12.17.2010

YOU MAY GAIN YOUR BROTHER

With less than a year of his ministry left, Jesus had vital lessons for his disciples. You can read them in Matthew chapter 18. One was the importance of being humble, like children. He next stressed that we must avoid stumbling "one of these little ones" and that we should try to recover straying "little ones" so that they do not perish. Then Jesus added valuable, practical advice on settling differences between Christians.

You may recall his words: "If your brother commits a sin, go lay bare his fault between you and him alone. If he listens to you, you have gained your brother. But if he does not listen, take along with you one or two more, in order that at the mouth of two or three witnesses every matter may be established. If he does not listen to them speak to the congregation, let him be to you just as a man of the nations and as a tax collector." (Matthew 18:15-17) When should we apply such counsel, and what should be our attitude in doing so?

The preceding article emphasized that since we all are imperfect and prone to error, we need to work at being forgiving. That is especially so when here is hurt over what a fellow Christian said or did. (1 Peter 4:8) Often it is best simply to pass over the offense-to forgive and forget. We can view doing this as contribution to peace in the Christian congregation. (Psalm 133:1; Proverbs 19:11) Yet, there may be an occasion when you may feel that you must resolve a matter with your brother or sister who hurt you. In such a case, Jesus' words above provide guidance.

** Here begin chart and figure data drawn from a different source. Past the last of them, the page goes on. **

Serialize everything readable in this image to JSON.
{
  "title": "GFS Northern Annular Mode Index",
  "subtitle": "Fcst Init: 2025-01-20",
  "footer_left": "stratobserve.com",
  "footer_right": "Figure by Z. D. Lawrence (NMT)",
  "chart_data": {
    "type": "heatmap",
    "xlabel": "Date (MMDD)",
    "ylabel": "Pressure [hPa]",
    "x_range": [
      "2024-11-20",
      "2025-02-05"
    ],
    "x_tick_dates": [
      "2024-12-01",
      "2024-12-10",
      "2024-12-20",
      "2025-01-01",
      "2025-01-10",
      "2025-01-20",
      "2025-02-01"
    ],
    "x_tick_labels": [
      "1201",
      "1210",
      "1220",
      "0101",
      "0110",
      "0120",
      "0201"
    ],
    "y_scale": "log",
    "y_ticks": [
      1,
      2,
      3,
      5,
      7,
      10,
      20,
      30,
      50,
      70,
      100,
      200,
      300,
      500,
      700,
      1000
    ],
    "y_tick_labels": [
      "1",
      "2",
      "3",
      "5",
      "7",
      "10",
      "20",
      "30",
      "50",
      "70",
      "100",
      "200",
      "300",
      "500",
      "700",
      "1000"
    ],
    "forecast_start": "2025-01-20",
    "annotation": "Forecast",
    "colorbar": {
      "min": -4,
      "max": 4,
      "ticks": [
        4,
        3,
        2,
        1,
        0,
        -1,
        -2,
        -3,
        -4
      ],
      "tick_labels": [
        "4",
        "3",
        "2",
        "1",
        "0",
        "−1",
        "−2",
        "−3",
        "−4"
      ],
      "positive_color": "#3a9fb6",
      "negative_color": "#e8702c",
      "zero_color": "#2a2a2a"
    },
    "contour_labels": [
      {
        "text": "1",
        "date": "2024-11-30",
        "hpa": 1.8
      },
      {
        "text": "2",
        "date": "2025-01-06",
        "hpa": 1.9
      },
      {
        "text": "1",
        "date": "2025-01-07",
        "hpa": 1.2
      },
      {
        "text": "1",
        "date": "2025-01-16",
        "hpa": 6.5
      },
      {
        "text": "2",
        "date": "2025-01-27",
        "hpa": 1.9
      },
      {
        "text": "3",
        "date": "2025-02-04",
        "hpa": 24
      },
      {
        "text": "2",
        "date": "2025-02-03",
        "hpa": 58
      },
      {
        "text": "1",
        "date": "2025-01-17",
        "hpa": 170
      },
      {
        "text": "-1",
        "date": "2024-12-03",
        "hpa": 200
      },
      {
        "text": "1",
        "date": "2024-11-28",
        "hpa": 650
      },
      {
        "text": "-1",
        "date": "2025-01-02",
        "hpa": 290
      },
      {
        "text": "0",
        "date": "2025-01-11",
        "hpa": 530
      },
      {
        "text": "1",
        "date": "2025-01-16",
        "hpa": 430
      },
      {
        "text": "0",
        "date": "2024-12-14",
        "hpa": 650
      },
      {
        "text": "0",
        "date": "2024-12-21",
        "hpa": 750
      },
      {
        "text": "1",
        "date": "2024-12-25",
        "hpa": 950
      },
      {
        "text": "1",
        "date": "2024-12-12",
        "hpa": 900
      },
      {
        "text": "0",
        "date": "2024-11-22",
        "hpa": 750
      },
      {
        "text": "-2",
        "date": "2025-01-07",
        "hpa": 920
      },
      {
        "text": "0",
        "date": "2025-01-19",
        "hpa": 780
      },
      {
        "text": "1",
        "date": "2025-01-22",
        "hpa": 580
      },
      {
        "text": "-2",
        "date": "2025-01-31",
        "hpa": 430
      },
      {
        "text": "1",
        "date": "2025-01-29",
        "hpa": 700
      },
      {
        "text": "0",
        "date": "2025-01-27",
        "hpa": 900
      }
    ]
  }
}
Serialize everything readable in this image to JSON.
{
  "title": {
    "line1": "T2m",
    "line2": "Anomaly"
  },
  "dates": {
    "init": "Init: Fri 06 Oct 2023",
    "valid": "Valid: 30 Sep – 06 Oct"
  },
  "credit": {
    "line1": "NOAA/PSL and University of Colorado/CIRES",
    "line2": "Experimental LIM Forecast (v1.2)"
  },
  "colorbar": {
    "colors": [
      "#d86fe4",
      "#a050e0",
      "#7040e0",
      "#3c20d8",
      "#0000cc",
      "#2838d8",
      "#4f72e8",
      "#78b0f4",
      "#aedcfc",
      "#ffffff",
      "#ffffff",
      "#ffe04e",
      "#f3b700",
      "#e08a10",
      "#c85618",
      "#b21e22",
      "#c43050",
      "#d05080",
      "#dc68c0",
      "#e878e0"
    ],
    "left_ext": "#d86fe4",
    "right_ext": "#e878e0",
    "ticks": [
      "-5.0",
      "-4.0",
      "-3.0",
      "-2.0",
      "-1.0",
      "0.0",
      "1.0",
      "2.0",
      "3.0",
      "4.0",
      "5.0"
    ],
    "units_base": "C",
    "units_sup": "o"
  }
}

Jesus advised that you "lay bare his fault between you and him alone." That is wise. Some German translations phrase this, present his fault "under four eyes," meaning yours and his. When you kindly bring up a problem in private, it usually is easier to resolve. A brother who did or said something offensive or unkind may more readily acknowledge the error to you alone. If others were listening, imperfect human nature might incline him to deny being wrong or try to justify what he did. But as you bring the issue up "under four eyes," you may find that it was a misunderstanding rather than a sin or deliberate wrong. Once you both grasp it as misunderstanding, you can settle it, not allowing a trivial issue to grow and poison your relationship. Hence, the principle at Matthew 18:15 can be applied even to minor offenses in daily life.